Revolutionary Aesthetics: Art, History, and Political Imagination in 20th-Century and Contemporary Latin America
Description
This seminar invites papers that explore the ways in which artistic practices across Latin America have engaged with revolutionary thought, historical memory, and political organizations that supported radical changes from the 20th century to the present. From cinema and performance to muralism, installation, and community-based art, Latin American artists have long confronted economic and political elites while reinterpreting the colonial past, reimagining liberation, and struggling against state violence.
We are particularly interested in contributions that examine how visual, performative, and interdisciplinary artistic expressions have intervened in moments of political rupture and social transformation—from the revolutionary movements of the 20th century to contemporary uprisings and grassroots struggles. How have artists documented, represented, and reinterpreted revolutions? How does aesthetics become a vehicle for historical critique, utopian imagination, or decolonial praxis?

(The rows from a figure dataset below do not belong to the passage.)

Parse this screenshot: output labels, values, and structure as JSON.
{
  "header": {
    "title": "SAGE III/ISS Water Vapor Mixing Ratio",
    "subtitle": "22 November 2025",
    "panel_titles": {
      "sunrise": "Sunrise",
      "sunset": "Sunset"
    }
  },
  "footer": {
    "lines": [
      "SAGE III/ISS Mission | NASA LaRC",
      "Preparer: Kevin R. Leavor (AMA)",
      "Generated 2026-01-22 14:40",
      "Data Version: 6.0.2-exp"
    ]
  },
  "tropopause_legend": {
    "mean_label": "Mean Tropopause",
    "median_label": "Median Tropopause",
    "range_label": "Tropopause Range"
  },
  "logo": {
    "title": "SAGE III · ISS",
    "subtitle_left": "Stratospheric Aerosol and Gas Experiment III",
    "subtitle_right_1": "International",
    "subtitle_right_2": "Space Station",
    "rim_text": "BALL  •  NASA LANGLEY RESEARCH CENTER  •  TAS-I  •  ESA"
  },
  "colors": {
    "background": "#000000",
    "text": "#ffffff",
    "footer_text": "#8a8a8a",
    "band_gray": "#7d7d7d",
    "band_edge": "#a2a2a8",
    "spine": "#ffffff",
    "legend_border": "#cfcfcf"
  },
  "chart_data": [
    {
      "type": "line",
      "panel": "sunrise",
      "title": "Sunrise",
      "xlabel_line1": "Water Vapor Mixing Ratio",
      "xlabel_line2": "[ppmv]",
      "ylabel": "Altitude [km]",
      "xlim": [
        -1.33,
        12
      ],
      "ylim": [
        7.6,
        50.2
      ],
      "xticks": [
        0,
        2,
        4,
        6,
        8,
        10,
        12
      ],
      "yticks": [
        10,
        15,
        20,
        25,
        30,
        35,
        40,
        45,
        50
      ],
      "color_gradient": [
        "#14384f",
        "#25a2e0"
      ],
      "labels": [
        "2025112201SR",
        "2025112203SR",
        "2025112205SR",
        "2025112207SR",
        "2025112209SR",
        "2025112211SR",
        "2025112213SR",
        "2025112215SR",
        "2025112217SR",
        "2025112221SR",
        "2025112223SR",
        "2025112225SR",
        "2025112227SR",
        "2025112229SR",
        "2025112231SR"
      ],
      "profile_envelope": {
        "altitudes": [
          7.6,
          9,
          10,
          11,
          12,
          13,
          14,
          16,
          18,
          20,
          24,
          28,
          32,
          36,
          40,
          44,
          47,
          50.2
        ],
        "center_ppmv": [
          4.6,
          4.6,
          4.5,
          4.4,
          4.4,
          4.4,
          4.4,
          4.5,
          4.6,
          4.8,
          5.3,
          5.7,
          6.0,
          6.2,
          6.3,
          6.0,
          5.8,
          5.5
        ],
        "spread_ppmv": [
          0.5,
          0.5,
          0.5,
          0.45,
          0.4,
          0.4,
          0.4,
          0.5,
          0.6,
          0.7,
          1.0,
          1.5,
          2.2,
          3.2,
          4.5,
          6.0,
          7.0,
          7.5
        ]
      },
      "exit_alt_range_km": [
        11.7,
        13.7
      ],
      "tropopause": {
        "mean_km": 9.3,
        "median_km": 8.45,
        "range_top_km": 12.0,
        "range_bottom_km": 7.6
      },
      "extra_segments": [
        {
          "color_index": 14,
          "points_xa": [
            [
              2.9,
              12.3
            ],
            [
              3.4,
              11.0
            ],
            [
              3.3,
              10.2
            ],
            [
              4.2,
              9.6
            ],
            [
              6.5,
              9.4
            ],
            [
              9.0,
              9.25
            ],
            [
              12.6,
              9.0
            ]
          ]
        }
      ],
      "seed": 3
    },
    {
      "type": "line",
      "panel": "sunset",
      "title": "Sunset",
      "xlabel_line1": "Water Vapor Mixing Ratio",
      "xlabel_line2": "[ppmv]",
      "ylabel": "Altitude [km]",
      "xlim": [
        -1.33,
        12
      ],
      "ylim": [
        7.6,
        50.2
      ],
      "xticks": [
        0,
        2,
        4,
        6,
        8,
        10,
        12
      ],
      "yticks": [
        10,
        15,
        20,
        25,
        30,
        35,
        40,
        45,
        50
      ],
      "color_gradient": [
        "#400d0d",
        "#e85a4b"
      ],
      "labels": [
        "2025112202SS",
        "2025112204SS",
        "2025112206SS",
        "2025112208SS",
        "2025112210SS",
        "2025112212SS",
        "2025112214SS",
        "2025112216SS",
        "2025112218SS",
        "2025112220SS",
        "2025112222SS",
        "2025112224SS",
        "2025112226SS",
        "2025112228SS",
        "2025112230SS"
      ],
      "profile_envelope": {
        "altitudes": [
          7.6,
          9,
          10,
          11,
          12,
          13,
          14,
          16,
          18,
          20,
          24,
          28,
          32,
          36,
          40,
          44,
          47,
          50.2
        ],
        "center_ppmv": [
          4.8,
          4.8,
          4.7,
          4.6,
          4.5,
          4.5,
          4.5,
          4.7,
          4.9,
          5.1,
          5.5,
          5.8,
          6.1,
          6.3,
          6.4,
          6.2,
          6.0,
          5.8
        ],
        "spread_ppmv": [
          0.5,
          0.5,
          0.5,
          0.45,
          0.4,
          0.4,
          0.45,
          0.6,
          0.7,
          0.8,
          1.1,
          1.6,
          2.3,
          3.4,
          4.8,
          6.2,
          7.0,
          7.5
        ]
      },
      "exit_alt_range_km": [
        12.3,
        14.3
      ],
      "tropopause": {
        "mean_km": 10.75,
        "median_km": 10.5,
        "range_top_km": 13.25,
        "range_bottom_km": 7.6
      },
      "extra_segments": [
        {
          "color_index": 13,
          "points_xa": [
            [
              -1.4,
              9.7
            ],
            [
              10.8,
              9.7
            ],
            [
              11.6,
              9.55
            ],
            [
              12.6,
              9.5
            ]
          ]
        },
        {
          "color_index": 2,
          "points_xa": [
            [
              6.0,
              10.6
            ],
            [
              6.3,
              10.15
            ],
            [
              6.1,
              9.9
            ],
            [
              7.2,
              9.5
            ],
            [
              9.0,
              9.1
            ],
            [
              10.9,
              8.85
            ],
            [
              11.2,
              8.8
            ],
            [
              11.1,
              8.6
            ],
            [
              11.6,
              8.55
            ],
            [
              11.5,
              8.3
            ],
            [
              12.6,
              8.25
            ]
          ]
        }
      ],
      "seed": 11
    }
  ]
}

This panel encourages reflection on:
- Revolutionary aesthetics and the legacy of emancipatory movements
- Art as historical testimony and a form of political engagement
- The role of race, gender, and class in visual and performative articulations of revolution
- Indigenous, Afro-diasporic, and feminist reconfigurations of national narratives in a context of change
- Experimental and community-based practices that challenge institutional or colonial forms of cultural production
By engaging with a wide range of artistic media, this seminar aims to interrogate how Latin American artists—past and present—mobilize history and revolution as aesthetic and political forces. We welcome interdisciplinary approaches from scholars working in history, film and media studies, cultural studies, performance, political theory, and related fields.
Proposals are welcome in both English and Spanish.
Schedule
Papers
Speaker Bio
Jacques Coste is a PhD candidate in the Department of History at Stony Brook University. He frequently writes opinion pieces, political essays, and short fiction stories for several Mexican magazines, including Nexos, Conspiratio, Expansión Política, and Confabulario. He is the author of Derechos humanos y política en México (Instituto Mora Press, 2022) and is currently working on a dissertation about Mexico's transition to democracy, focusing on popular culture and the public sphere.
Speaker Bio
Zilkia Janer received a PhD in Literature and Critical Theory from Duke University. Her research examines diverse cultural practices in the context of modernity, coloniality, and globalization. Her most recent book is The Coloniality of Modern Taste: A Critique of Gastronomic Thought. She is also the author of Puerto Rican Nation-Building Literature: Impossible Romance and Latino Food Culture.
Speaker Bio
Dr. Sanmartín is a Professor of (Afro)Spanish-American and (Afro)Caribbean Literatures at California State University, Fresno.Her publications have appeared in multiple journals and edited collections. She is the author of Black Women as Custodians of History:Unsung Rebel (M)Others in African American and Afro-Cuban Women's Writing (2014) and the coeditor of Reading/Speaking/Writing the Mother Text:Essays on Caribbean Women's Writing (2015).
Papers
Speaker Bio
Sebastián Hincapié Rojas. Sociólogo de la Universidad de Antioquia y magister en historia de la Universidad Nacional de Colombia. Miembro del Grupo de Investigación en Historia Social (GIHS). Actualmente es estudiante del doctorado en historia en Stony Brook University, Nueva York.
Speaker Bio
Shannon Dowd is an associate professor of Spanish at Niagara University and author of The Other Border Wars: Conflict and Stasis in Latin American Culture. She is writing a book on toxicity in contemporary Latin American literary and visual culture.
Speaker Bio
PhD student in Latin American literary and cultural studies at The Ohio State University in the USA, with an emphasis on film studies and visual arts. I hold a master's degree in cultural narratives as part of the European Union's Erasmus Mundus program and I am a philosopher from the University of Antioquia. I currently works on community cinema in Colombia. I recently published an article on the cinema of Laura Mora and her forms of countervisuality in Colombian cinema.
Papers
Speaker Bio
Anthony Pearce is a PhD Candidate at The University of British Columbia and Associated Faculty at The Ohio State University. His doctoral research examines the relationship between photography and text in the representation of the internal conflict in Peru of the 1980s and 1990s.